Tujuan dari kajian ini diharapkan dapat lebih mengungkap keberadaan batu bergores dan peranannya dalam suatu situs megalitik. Dengan demikian akan dapat diketahui kontribusi batu bergores dalam setiap situs megalitik.


Tinggalan Batu Bergores Lampung


Situs Bojong
Situs ini terletak di Desa Wana, Kecamatan Perwakilan Melinting, Kabupaten Lampung Timur.Situs diteliti pertama kali oleh tim Balai Arkeologi Bandung. Saat itu wilayah Wana termasuk Kabupaten Lampung Tengah (Falah, 1994: 25). Lahan situs ini merupakan lahan kebun lada yang dikelilingi oleh sungai kecil dan sawah rawa-rawa. Tinggalan yang diperoleh berupa batu berurut (stone avenue), batu bergores, dan dolmen. Batu berurut berjumlah 45 batu dengan jarak berkisar antara 2-6 meter dari satu batu ke batu lainnya. Di bagian pertengahan batu berurut terdapat beberapa batu bergores.Batu bergores di situs ini merupakan batu monolit. Di sekitar batu-batu bergores tersebut, terdapat susunan batu-batu yang diperkirakan susunan batu temu gelang (stone enclosure).

Torehan dalam batu bergores merupakan alur-alur bekas asahan yang terdapat pada bagian permukaan. Banyaknya alur bekas asahan di setiap batu bergores beragam, dari satu torehan sampai lebih. Bentuk gorsan merupakan garis-garis lurus yang tidak beraturan.

Benteng Nibung
Lokasi situs berada di Desa Wana, Kecamatan Perwakilan Melinting, Kabupaten Lampung Timur. Situs ini beberapa kali telah diteliti oleh beberapa ahli. Penelitian yang Balai Arkeologi Bandung dilakukan pada tahun 1998 (Yondri, 1998: 7 -- 20). Saat ini, Situs Benteng Nibung termasuk wilayah Kabupaten Lampung Timur, yang sebelumnya merupakan wilayah Kabupaten Lampung Tengah.

Benteng Nibung bersisian dengan Way Capang. Luas areal benteng sekitar 1,5 hektar membentang dengan orientasi barat-timur. Sisi selatan dan sisi barat benteng bertemu dengan Way Capang. Pada pertemuan ini dahulu terdapat beberapa batu bergores dan beberapa lumpang batu. Batu-batu tersebut dipecah untuk pengerasan jalan. Di situs ini juga banyak terdapat pecahan gerabah dan keramik.

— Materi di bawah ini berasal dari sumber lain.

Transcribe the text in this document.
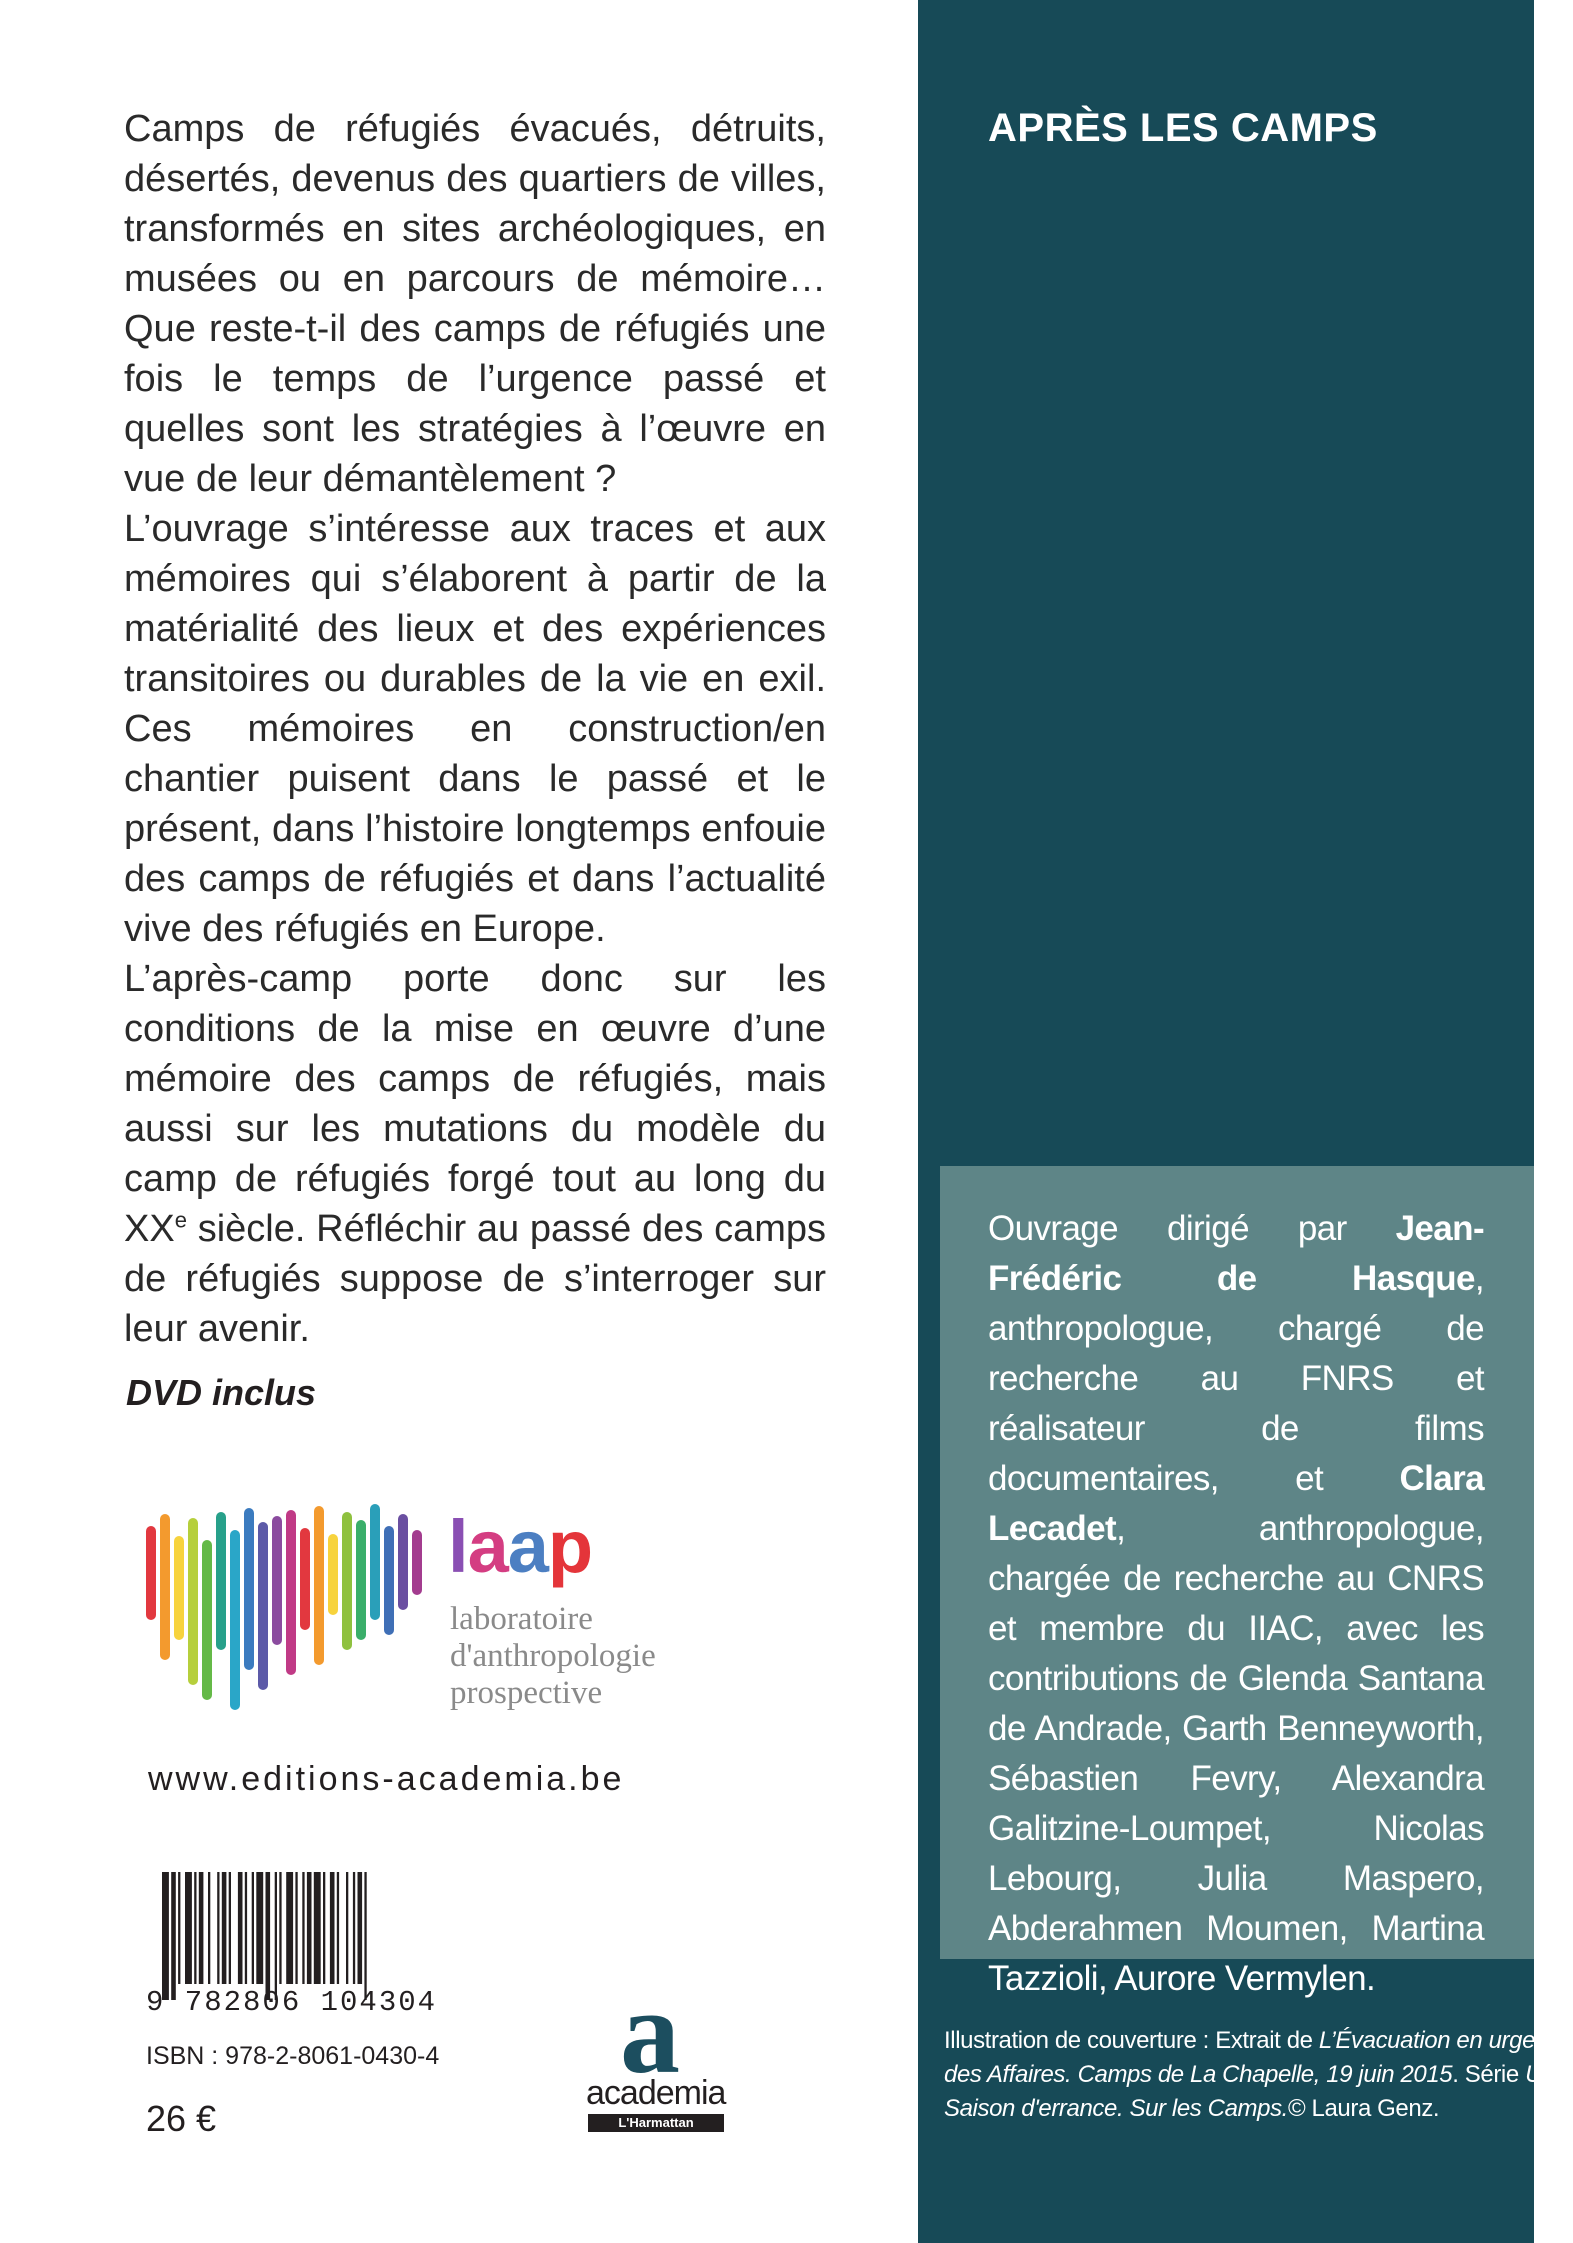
Camps de réfugiés évacués, détruits, désertés, devenus des quartiers de villes, transformés en sites archéologiques, en musées ou en parcours de mémoire… Que reste-t-il des camps de réfugiés une fois le temps de l’urgence passé et quelles sont les stratégies à l’œuvre en vue de leur démantèlement ?

L’ouvrage s’intéresse aux traces et aux mémoires qui s’élaborent à partir de la matérialité des lieux et des expériences transitoires ou durables de la vie en exil. Ces mémoires en construction/en chantier puisent dans le passé et le présent, dans l’histoire longtemps enfouie des camps de réfugiés et dans l’actualité vive des réfugiés en Europe.

L’après-camp porte donc sur les conditions de la mise en œuvre d’une mémoire des camps de réfugiés, mais aussi sur les mutations du modèle du camp de réfugiés forgé tout au long du XXe siècle. Réfléchir au passé des camps de réfugiés suppose de s’interroger sur leur avenir.

DVD inclus
laap
laboratoire
d'anthropologie
prospective
www.editions-academia.be
9 782806 104304
ISBN : 978-2-8061-0430-4
26 €
a
academia
L'Harmattan
APRÈS LES CAMPS
Ouvrage dirigé par Jean-Frédéric de Hasque, anthropologue, chargé de recherche au FNRS et réalisateur de films documentaires, et Clara Lecadet, anthropologue, chargée de recherche au CNRS et membre du IIAC, avec les contributions de Glenda Santana de Andrade, Garth Benneyworth, Sébastien Fevry, Alexandra Galitzine-Loumpet, Nicolas Lebourg, Julia Maspero, Abderahmen Moumen, Martina Tazzioli, Aurore Vermylen.
Illustration de couverture : Extrait de L’Évacuation en urgence
des Affaires. Camps de La Chapelle, 19 juin 2015. Série Une
Saison d'errance. Sur les Camps.© Laura Genz.
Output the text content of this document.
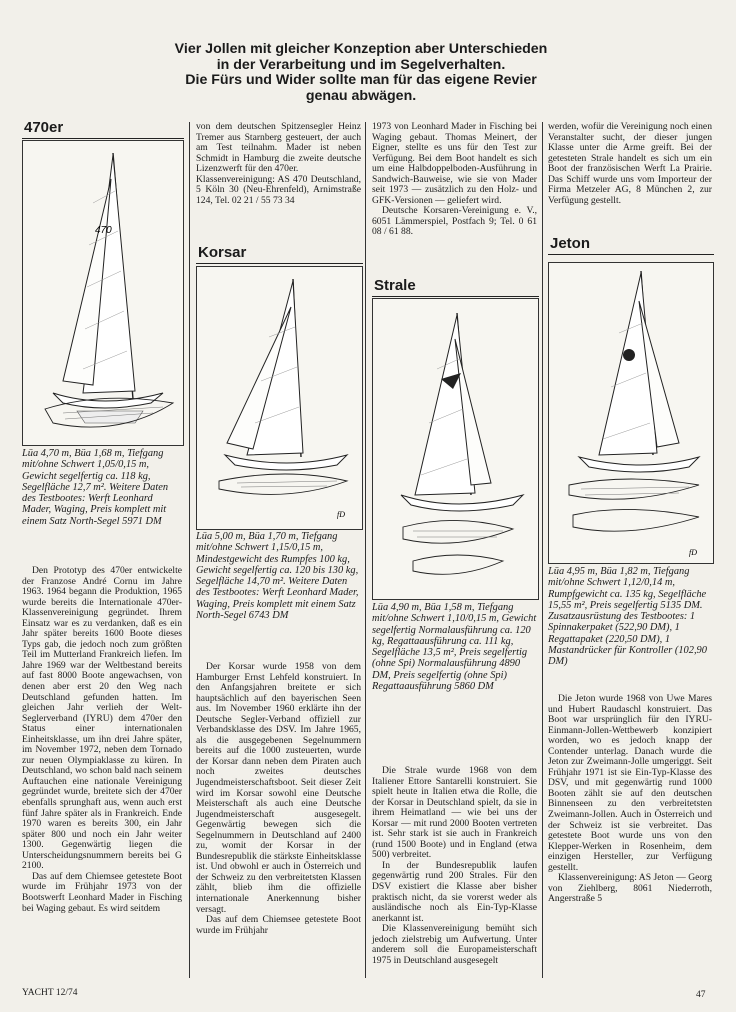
Vier Jollen mit gleicher Konzeption aber Unterschieden
in der Verarbeitung und im Segelverhalten.
Die Fürs und Wider sollte man für das eigene Revier
genau abwägen.
470er
470
Lüa 4,70 m, Büa 1,68 m, Tiefgang mit/ohne Schwert 1,05/0,15 m, Gewicht segelfertig ca. 118 kg, Segelfläche 12,7 m². Weitere Daten des Testbootes: Werft Leonhard Mader, Waging, Preis komplett mit einem Satz North-Segel 5971 DM

Den Prototyp des 470er entwickelte der Franzose André Cornu im Jahre 1963. 1964 begann die Produktion, 1965 wurde bereits die Internationale 470er-Klassenvereinigung gegründet. Ihrem Einsatz war es zu verdanken, daß es ein Jahr später bereits 1600 Boote dieses Typs gab, die jedoch noch zum größten Teil im Mutterland Frankreich liefen. Im Jahre 1969 war der Weltbestand bereits auf fast 8000 Boote angewachsen, von denen aber erst 20 den Weg nach Deutschland gefunden hatten. Im gleichen Jahr verlieh der Welt-Seglerverband (IYRU) dem 470er den Status einer internationalen Einheitsklasse, um ihn drei Jahre später, im November 1972, neben dem Tornado zur neuen Olympiaklasse zu küren. In Deutschland, wo schon bald nach seinem Auftauchen eine nationale Vereinigung gegründet wurde, breitete sich der 470er ebenfalls sprunghaft aus, wenn auch erst fünf Jahre später als in Frankreich. Ende 1970 waren es bereits 300, ein Jahr später 800 und noch ein Jahr weiter 1300. Gegenwärtig liegen die Unterscheidungsnummern bereits bei G 2100.

Das auf dem Chiemsee getestete Boot wurde im Frühjahr 1973 von der Bootswerft Leonhard Mader in Fisching bei Waging gebaut. Es wird seitdem

von dem deutschen Spitzensegler Heinz Tremer aus Starnberg gesteuert, der auch am Test teilnahm. Mader ist neben Schmidt in Hamburg die zweite deutsche Lizenzwerft für den 470er.

Klassenvereinigung: AS 470 Deutschland, 5 Köln 30 (Neu-Ehrenfeld), Arnimstraße 124, Tel. 02 21 / 55 73 34

Korsar
fD
Lüa 5,00 m, Büa 1,70 m, Tiefgang mit/ohne Schwert 1,15/0,15 m, Mindestgewicht des Rumpfes 100 kg, Gewicht segelfertig ca. 120 bis 130 kg, Segelfläche 14,70 m². Weitere Daten des Testbootes: Werft Leonhard Mader, Waging, Preis komplett mit einem Satz North-Segel 6743 DM

Der Korsar wurde 1958 von dem Hamburger Ernst Lehfeld konstruiert. In den Anfangsjahren breitete er sich hauptsächlich auf den bayerischen Seen aus. Im November 1960 erklärte ihn der Deutsche Segler-Verband offiziell zur Verbandsklasse des DSV. Im Jahre 1965, als die ausgegebenen Segelnummern bereits auf die 1000 zusteuerten, wurde der Korsar dann neben dem Piraten auch noch zweites deutsches Jugendmeisterschaftsboot. Seit dieser Zeit wird im Korsar sowohl eine Deutsche Meisterschaft als auch eine Deutsche Jugendmeisterschaft ausgesegelt. Gegenwärtig bewegen sich die Segelnummern in Deutschland auf 2400 zu, womit der Korsar in der Bundesrepublik die stärkste Einheitsklasse ist. Und obwohl er auch in Österreich und der Schweiz zu den verbreitetsten Klassen zählt, blieb ihm die offizielle internationale Anerkennung bisher versagt.

Das auf dem Chiemsee getestete Boot wurde im Frühjahr

1973 von Leonhard Mader in Fisching bei Waging gebaut. Thomas Meinert, der Eigner, stellte es uns für den Test zur Verfügung. Bei dem Boot handelt es sich um eine Halbdoppelboden-Ausführung in Sandwich-Bauweise, wie sie von Mader seit 1973 — zusätzlich zu den Holz- und GFK-Versionen — geliefert wird.

Deutsche Korsaren-Vereinigung e. V., 6051 Lämmerspiel, Postfach 9; Tel. 0 61 08 / 61 88.

Strale
Lüa 4,90 m, Büa 1,58 m, Tiefgang mit/ohne Schwert 1,10/0,15 m, Gewicht segelfertig Normalausführung ca. 120 kg, Regattaausführung ca. 111 kg, Segelfläche 13,5 m², Preis segelfertig (ohne Spi) Normalausführung 4890 DM, Preis segelfertig (ohne Spi) Regattaausführung 5860 DM

Die Strale wurde 1968 von dem Italiener Ettore Santarelli konstruiert. Sie spielt heute in Italien etwa die Rolle, die der Korsar in Deutschland spielt, da sie in ihrem Heimatland — wie bei uns der Korsar — mit rund 2000 Booten vertreten ist. Sehr stark ist sie auch in Frankreich (rund 1500 Boote) und in England (etwa 500) verbreitet.

In der Bundesrepublik laufen gegenwärtig rund 200 Strales. Für den DSV existiert die Klasse aber bisher praktisch nicht, da sie vorerst weder als ausländische noch als Ein-Typ-Klasse anerkannt ist.

Die Klassenvereinigung bemüht sich jedoch zielstrebig um Aufwertung. Unter anderem soll die Europameisterschaft 1975 in Deutschland ausgesegelt

werden, wofür die Vereinigung noch einen Veranstalter sucht, der dieser jungen Klasse unter die Arme greift. Bei der getesteten Strale handelt es sich um ein Boot der französischen Werft La Prairie. Das Schiff wurde uns vom Importeur der Firma Metzeler AG, 8 München 2, zur Verfügung gestellt.

Jeton
fD
Lüa 4,95 m, Büa 1,82 m, Tiefgang mit/ohne Schwert 1,12/0,14 m, Rumpfgewicht ca. 135 kg, Segelfläche 15,55 m², Preis segelfertig 5135 DM. Zusatzausrüstung des Testbootes: 1 Spinnakerpaket (522,90 DM), 1 Regattapaket (220,50 DM), 1 Mastandrücker für Kontroller (102,90 DM)

Die Jeton wurde 1968 von Uwe Mares und Hubert Raudaschl konstruiert. Das Boot war ursprünglich für den IYRU-Einmann-Jollen-Wettbewerb konzipiert worden, wo es jedoch knapp der Contender unterlag. Danach wurde die Jeton zur Zweimann-Jolle umgeriggt. Seit Frühjahr 1971 ist sie Ein-Typ-Klasse des DSV, und mit gegenwärtig rund 1000 Booten zählt sie auf den deutschen Binnenseen zu den verbreitetsten Zweimann-Jollen. Auch in Österreich und der Schweiz ist sie verbreitet. Das getestete Boot wurde uns von den Klepper-Werken in Rosenheim, dem einzigen Hersteller, zur Verfügung gestellt.

Klassenvereinigung: AS Jeton — Georg von Ziehlberg, 8061 Niederroth, Angerstraße 5

YACHT 12/74	47
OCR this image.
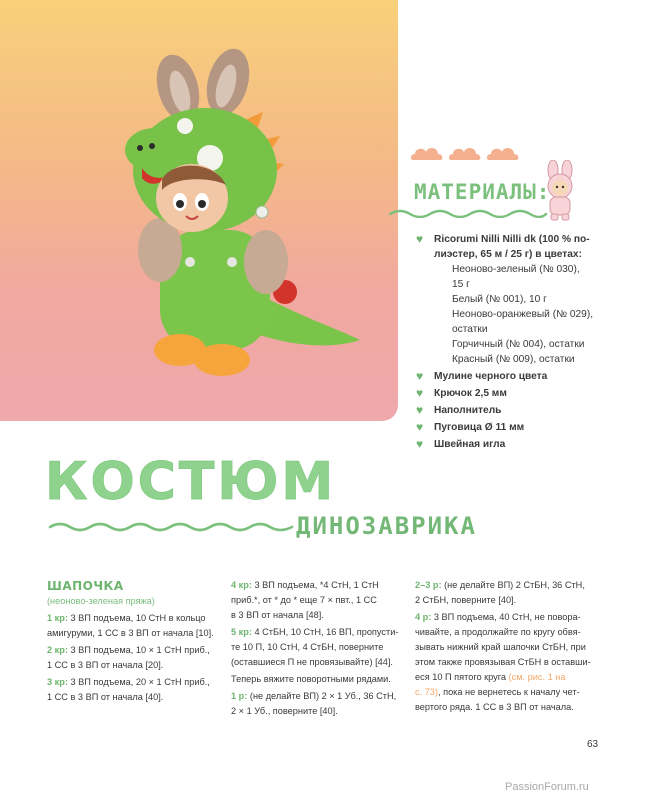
МАТЕРИАЛЫ:
♥ Ricorumi Nilli Nilli dk (100 % по-
лиэстер, 65 м / 25 г) в цветах:
Неоново-зеленый (№ 030),
15 г
Белый (№ 001), 10 г
Неоново-оранжевый (№ 029),
остатки
Горчичный (№ 004), остатки
Красный (№ 009), остатки
♥ Мулине черного цвета
♥ Крючок 2,5 мм
♥ Наполнитель
♥ Пуговица Ø 11 мм
♥ Швейная игла
КОСТЮМ
ДИНОЗАВРИКА
ШАПОЧКА
(неоново-зеленая пряжа)
1 кр: 3 ВП подъема, 10 СтН в кольцо
амигуруми, 1 СС в 3 ВП от начала [10].
2 кр: 3 ВП подъема, 10 × 1 СтН приб.,
1 СС в 3 ВП от начала [20].
3 кр: 3 ВП подъема, 20 × 1 СтН приб.,
1 СС в 3 ВП от начала [40].
4 кр: 3 ВП подъема, *4 СтН, 1 СтН
приб.*, от * до * еще 7 × пвт., 1 СС
в 3 ВП от начала [48].
5 кр: 4 СтБН, 10 СтН, 16 ВП, пропусти-
те 10 П, 10 СтН, 4 СтБН, поверните
(оставшиеся П не провязывайте) [44].
Теперь вяжите поворотными рядами.
1 р: (не делайте ВП) 2 × 1 Уб., 36 СтН,
2 × 1 Уб., поверните [40].
2–3 р: (не делайте ВП) 2 СтБН, 36 СтН,
2 СтБН, поверните [40].
4 р: 3 ВП подъема, 40 СтН, не повора-
чивайте, а продолжайте по кругу обвя-
зывать нижний край шапочки СтБН, при
этом также провязывая СтБН в оставши-
еся 10 П пятого круга (см. рис. 1 на
с. 73), пока не вернетесь к началу чет-
вертого ряда. 1 СС в 3 ВП от начала.
63
PassionForum.ru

Batu bergores yang diperoleh di situs ini tidak utuh dan terletak di dekat Benteng Nibung. Berdasarkan bagian sisa yang ada, dapat diperkirakan batu bergores tersebut memiliki diameter lebih dari 1 meter. Sedang batu bergores yang lainnya tidak ditemukan lagi sisa bagiannya. Seperti halnya Situs Bojong, goresan yang ada merupakan alur-alur batu asah yang terdapat dalam batu monolit dengan bentuk garis-garis lurus.

Situs Pugung Raharjo
Situs Pugungraharjo secara administratif termasuk wilayah Desa Pugungraharjo, Kecamatan Jabung, Kabupaten Lampung Timur. Seperti halnya situs-situs lain di Lampung, situs ini pun beberapa kali telah diteliti. Situs Pugungraharjo menempati areal seluas kurang lebih 30 ha. Di sebelah selatan situs terdapat aliran sungai yang menjadi batas situs. Lahan situs dikelilingi fetur berupa benteng tanah dan parit. Dengan adanya benteng tanah tersebut, areal situs terbagi menjadi tiga bagian. Lebar benteng tanah tersebut kurang lebih 5 m, sedangkan tingginya berkisar 2-3 m. Di bagian luar benteng terdapat parit yang lebarnya antara 3-5 m.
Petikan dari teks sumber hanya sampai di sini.